I have finally seen a corrupted block after several hours of activity using badblocks. Unfortunately, the corrupted block wasn't in the place I was TRYING to make one. :-(

A comment: it's blasted hard to make a bootable USB or SD card using the ASUS EEEpc alone. Grub apparently has a bug where it writes everything to the SSD regardless of where you specify it, AND /dev/ sometimes populates the removeable devices differently when you have different devices plugged in, or when you have the installer image running, or the phase of the moon, or something. :-P

OK... back to my progress (or lack thereof):

There is a page describing how to make a bootable image on an SD card in Debian 5.0.3 "lenny," so I was able to boot and test two kernels: 2.6.26-2-686, and 2.6.30-bpo.2-686 (2.6.30 backported to Lenny via backports.org). Running badblocks I was able to see the filesystem damage from earlier Ubuntu Karmic installations, HOWEVER, once I "zeroed" out the SSD using dd, the device stayed "clean" through several rounds of badblocks tests. (I did limit myself to five minute runs of the write tests -- in my experience under Karmic installations I felt like I should see the problem by then.)

I was not able to make a grub-bootable SD or USB image to test different Ubuntu kernels, but I have the Ubuntu 9.10 "Karmic" NBR live image, and I created a Kubuntu 9.10 "Karmic" netbook image, too, but of course it seemed pretty similar. I don't tend to see the problem when booting from the SD card.

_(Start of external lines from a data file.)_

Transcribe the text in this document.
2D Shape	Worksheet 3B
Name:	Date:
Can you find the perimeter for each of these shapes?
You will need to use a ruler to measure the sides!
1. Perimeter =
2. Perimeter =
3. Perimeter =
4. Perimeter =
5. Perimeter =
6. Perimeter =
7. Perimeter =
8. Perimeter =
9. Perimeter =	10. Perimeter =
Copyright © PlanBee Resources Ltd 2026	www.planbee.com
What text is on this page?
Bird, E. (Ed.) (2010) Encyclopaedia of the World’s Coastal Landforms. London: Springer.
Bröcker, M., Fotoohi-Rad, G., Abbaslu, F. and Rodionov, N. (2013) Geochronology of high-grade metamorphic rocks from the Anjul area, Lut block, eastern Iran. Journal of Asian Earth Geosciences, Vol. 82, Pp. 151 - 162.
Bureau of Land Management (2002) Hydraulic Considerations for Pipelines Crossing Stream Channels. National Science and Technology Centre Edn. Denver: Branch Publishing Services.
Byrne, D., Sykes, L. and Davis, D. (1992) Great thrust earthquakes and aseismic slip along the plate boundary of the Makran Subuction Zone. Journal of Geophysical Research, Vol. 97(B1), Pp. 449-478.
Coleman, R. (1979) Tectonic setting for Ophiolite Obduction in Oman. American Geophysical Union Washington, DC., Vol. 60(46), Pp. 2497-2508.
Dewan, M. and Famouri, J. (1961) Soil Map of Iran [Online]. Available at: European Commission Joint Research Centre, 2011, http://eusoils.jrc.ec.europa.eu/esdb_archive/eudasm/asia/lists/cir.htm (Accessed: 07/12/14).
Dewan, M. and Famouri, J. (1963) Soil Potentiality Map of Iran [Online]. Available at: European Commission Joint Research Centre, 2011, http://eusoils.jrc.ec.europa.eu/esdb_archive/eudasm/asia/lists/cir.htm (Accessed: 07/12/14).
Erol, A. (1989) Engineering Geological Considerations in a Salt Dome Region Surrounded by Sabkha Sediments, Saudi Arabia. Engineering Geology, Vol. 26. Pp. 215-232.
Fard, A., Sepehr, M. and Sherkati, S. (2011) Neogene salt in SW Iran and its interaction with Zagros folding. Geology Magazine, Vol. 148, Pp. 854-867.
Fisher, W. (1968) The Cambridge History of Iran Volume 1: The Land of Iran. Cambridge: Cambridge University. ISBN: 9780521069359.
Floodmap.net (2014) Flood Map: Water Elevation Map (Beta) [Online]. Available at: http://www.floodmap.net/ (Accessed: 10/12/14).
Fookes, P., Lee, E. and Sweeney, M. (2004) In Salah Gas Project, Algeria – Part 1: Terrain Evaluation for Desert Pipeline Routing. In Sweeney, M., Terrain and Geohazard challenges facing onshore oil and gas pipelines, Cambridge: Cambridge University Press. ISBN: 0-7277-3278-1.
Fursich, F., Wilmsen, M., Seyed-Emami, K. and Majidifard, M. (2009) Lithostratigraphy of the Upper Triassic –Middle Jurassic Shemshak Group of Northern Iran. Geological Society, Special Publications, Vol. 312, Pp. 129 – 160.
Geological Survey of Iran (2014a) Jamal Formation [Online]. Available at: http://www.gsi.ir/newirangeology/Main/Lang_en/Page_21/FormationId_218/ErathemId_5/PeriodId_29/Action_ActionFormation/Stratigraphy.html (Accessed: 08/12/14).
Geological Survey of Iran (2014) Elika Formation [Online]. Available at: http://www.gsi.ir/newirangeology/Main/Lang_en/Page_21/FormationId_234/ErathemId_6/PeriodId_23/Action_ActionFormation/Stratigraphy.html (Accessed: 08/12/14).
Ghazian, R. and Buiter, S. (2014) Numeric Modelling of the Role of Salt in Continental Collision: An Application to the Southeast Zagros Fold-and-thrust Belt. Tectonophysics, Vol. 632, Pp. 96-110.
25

The Karmic kernel I used is 2.6.31-14-generic.

I also used the Ubuntu 9.10 "Karmic" Alternate installer to create a bootable partition on the SSD card. I booted from it, and used badblocks to exercise the other partition I created. Several times, and in several different ways. I NEVER saw badblocks CAUSE any problems on the test partition.

HOWEVER, after all that, the INSTALLED Karmic OS partition developed a bad block at sector 110655. That block is found by badblocks no matter what OS I boot from, though fsck -f does not see it (so it doesn't happen to be one of the nodes fsck looks at). It causes kernel error messages (as described in Bug 445852 ) and parted takes a long time to come up when I try to look at the partition table.

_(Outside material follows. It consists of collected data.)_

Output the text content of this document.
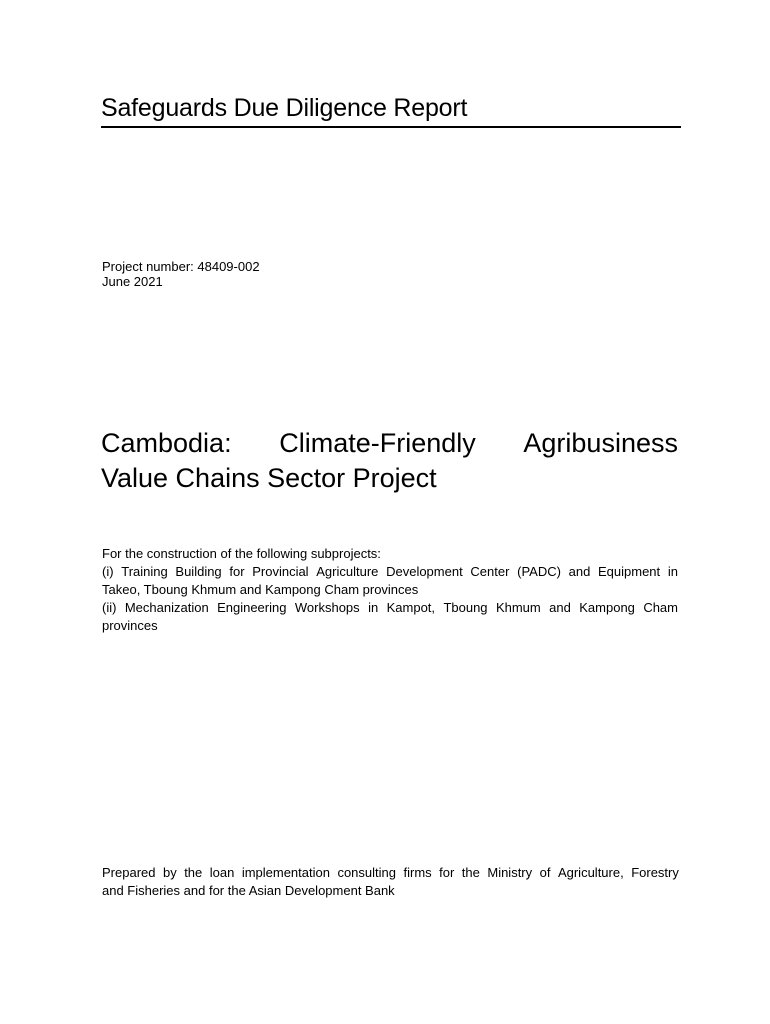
Safeguards Due Diligence Report
Project number: 48409-002
June 2021
Cambodia: Climate-Friendly Agribusiness
Value Chains Sector Project
For the construction of the following subprojects:
(i) Training Building for Provincial Agriculture Development Center (PADC) and Equipment in
Takeo, Tboung Khmum and Kampong Cham provinces
(ii) Mechanization Engineering Workshops in Kampot, Tboung Khmum and Kampong Cham
provinces
Prepared by the loan implementation consulting firms for the Ministry of Agriculture, Forestry
and Fisheries and for the Asian Development Bank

SO I think I can say that JUST writing random patterns using badblocks doesn't make the corruption happen, or at least not quickly. Specifically I used:

# badblocks -sn /dev/sda

After the problem block develops, it's visible using the read-only test:

# badblocks -s /dev/sda

I haven't let badblocks "churn" away on the SSD all day. I would like to come up with something that elicits the filesystem damage almost immediately, like I was seeing with the beta NBR installers. I'm starting to think some other process has to be running at the same time to trigger the corruption.

Maybe it would be enough to read some other place on the SSD at the same time badblocks is reading and writing its random patterns. Maybe another instance of badblocks running in another VT, or something more clever.